Reputation: 4222
I have a doubt about how to parse any text into valid sentence.
Suppose a text is given iamjhamb
and parse into i am jhamb
My approach: I solved this using Dynamic programmnig,
Make an array T[], where T[i] shows string from 0 to i made any valid setence or not
formula is T[i] = 1 iff T[j] = 1 and substring(j+1, i) is a word in dictionary for all
j < i.
But this approach is not totally correct, it gives all possible words form from this text, as this is not the demand of this questioin. So, please help me to correct this approach, or suggest any other good approach.
I have one more doubt, i searched a lot on net about Suffix array, but I didn't get any good tutorial. So make me understand that concept, or suggest any good link. Thanks in advance.
Upvotes: 0
Views: 200
Reputation: 3744
This problem is known as the word segmentation problem in natural language processing. While this problem rarely arises for English, it is quite common for Arabic or Chinese.

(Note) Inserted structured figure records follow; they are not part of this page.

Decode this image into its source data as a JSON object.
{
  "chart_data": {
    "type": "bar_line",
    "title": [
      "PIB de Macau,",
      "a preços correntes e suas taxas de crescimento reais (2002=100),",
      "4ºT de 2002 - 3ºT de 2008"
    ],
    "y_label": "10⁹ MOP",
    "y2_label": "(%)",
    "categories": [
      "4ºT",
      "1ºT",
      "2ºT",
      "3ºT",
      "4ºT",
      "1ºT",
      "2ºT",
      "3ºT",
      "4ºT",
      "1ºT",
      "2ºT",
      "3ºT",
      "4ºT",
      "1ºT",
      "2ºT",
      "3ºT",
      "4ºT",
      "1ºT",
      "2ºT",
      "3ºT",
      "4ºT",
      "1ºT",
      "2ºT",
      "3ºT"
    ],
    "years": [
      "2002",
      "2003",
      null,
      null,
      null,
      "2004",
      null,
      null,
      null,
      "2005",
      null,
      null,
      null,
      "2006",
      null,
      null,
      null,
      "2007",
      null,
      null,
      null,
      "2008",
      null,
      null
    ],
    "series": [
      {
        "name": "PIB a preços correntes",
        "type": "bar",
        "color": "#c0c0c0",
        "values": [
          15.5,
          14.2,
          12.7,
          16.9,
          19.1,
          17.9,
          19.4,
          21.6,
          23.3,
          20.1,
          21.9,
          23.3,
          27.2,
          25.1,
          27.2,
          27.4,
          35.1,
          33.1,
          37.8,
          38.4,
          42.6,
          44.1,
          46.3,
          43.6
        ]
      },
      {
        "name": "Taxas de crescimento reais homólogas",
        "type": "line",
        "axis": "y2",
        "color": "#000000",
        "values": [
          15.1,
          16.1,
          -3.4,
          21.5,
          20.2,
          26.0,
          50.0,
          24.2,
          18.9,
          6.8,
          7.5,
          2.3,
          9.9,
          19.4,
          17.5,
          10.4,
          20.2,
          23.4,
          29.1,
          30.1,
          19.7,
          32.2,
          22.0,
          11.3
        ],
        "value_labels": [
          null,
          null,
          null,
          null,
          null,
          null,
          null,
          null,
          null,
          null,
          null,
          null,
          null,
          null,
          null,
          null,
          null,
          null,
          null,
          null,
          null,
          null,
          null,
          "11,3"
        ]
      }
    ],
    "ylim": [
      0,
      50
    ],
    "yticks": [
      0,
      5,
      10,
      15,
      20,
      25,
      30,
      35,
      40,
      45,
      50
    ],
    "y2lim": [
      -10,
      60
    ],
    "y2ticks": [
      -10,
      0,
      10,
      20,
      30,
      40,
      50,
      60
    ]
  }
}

You could review the literature on the subject and consider adapting one of the methods to your case.
As for your algorithm, the simplest thing to do would be to enumerate the possible segmentations it produces and select one using a language model. I think a bigram model might suffice for simple sentences.
Suffix tree would allow you to find the possible segmentations more efficiently, but would not help identifying the most likely one, unless you go for a language model based on suffix trees.
Upvotes: 1